As far as the SQL side of things goes, there is opportunity to optimize, but it depends on what you want to optimize around. If you are seeking to simplify queries or speed up performance, denormalization is one way to achieve this. For example, you could include the client_id in the comment table in addition to the blog_id given that it appears that blogs can have only one associated client_id. Once you do that, the query above becomes:
select comments.* from comments
inner join users on users.client_id = comments.client_id
where users.user_id = X;
This is less complex, and depending on the size of the tables could have some performance benefit. The tradeoff is that you will end up with a somewhat more complex data model with redundant data across tables making it potentially harder to maintain data integrity.

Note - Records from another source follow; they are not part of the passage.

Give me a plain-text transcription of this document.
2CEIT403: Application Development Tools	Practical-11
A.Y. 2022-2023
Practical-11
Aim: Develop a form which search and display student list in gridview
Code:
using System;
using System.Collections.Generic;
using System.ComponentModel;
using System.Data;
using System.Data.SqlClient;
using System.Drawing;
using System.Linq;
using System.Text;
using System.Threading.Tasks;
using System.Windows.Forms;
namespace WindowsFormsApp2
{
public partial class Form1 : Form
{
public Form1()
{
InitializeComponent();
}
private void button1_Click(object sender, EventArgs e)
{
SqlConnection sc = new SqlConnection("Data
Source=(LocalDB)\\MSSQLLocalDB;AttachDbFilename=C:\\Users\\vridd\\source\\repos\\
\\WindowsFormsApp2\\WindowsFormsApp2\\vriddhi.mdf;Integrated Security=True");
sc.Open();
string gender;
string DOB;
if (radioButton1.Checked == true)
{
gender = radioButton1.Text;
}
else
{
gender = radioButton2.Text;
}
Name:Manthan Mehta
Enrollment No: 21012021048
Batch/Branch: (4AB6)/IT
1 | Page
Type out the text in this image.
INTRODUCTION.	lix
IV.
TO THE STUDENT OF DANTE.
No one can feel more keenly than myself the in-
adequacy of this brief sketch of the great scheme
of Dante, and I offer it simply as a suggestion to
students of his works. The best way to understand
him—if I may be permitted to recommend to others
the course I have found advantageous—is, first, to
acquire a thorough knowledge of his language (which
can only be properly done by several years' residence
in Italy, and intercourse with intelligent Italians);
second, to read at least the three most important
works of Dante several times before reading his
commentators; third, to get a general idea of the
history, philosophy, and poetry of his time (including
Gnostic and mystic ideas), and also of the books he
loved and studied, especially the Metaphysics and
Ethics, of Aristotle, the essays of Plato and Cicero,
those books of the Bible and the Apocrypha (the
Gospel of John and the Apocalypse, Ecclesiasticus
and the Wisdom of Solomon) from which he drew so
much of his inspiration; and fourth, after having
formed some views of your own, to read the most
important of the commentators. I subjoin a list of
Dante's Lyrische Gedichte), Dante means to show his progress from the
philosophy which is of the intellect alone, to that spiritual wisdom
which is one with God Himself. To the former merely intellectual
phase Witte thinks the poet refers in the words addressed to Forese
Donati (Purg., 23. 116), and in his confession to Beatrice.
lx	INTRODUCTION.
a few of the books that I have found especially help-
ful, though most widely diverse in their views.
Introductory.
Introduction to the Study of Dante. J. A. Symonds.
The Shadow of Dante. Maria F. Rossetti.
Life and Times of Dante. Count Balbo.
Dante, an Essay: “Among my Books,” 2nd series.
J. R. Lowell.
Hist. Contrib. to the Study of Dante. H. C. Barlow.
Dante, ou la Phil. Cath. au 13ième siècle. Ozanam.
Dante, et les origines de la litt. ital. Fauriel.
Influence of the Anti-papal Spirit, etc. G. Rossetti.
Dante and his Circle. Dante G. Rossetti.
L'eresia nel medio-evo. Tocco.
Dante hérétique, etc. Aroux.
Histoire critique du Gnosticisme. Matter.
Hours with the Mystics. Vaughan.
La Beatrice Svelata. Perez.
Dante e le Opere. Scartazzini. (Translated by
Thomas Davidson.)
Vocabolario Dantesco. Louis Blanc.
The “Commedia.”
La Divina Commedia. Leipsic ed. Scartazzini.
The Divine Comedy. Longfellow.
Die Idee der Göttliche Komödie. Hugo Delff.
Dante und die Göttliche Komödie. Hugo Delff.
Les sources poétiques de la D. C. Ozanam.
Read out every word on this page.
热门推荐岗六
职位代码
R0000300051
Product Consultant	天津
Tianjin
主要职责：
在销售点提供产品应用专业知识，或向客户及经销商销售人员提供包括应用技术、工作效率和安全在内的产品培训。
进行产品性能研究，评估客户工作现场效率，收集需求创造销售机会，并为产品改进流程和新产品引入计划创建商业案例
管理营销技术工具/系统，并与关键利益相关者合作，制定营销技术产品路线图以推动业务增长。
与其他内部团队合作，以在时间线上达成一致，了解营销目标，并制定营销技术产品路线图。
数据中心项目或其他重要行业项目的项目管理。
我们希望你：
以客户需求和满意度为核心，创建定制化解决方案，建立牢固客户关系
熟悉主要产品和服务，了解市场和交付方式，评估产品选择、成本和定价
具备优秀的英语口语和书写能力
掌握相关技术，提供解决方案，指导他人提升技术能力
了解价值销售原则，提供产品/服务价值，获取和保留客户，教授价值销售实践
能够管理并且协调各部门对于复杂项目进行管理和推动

Note, in your original example above, it is possible to simplify the query. without denormalizing. You aren't actually using any of the "clients" table data in the result, so including it in the join is extraneous given that the "users" table includes the client_id and can be joined directly to the blogs table.
For the NoSQL side of things, there is a lot of variability across platforms with respect to how they treat the individual fields within a document and how they can be indexed and/or made searchable. For example, you could still keep each post as a separate document and, in MongoDB at least, you could index the client_id field to make it faster to search for and retrieve the right posts, but the optimal approach might be different on another platform.
One concern with building a large document that contains all of the blog posts and comments for the client, as you suggest above, is that you could run into challenges with performance. On a query, you might have to retrieve the whole document, move it over the network, and navigate through the document to get to the item you want. This could be slow. If multiple users are adding comments at the same time, you could run into more lag as the requests are queued waiting for write locks to be released.
Decomposing into multiple documents/collections with MongoDB, for example, carries, the additional complexity of having to run multiple queries to retrieve the item you want, but it lets you read and update at a smaller grain and could result in improved performance and probably lower overall complexity in your code as you no longer need to manage the entire set of blog posts for the client as one large, complex, collection.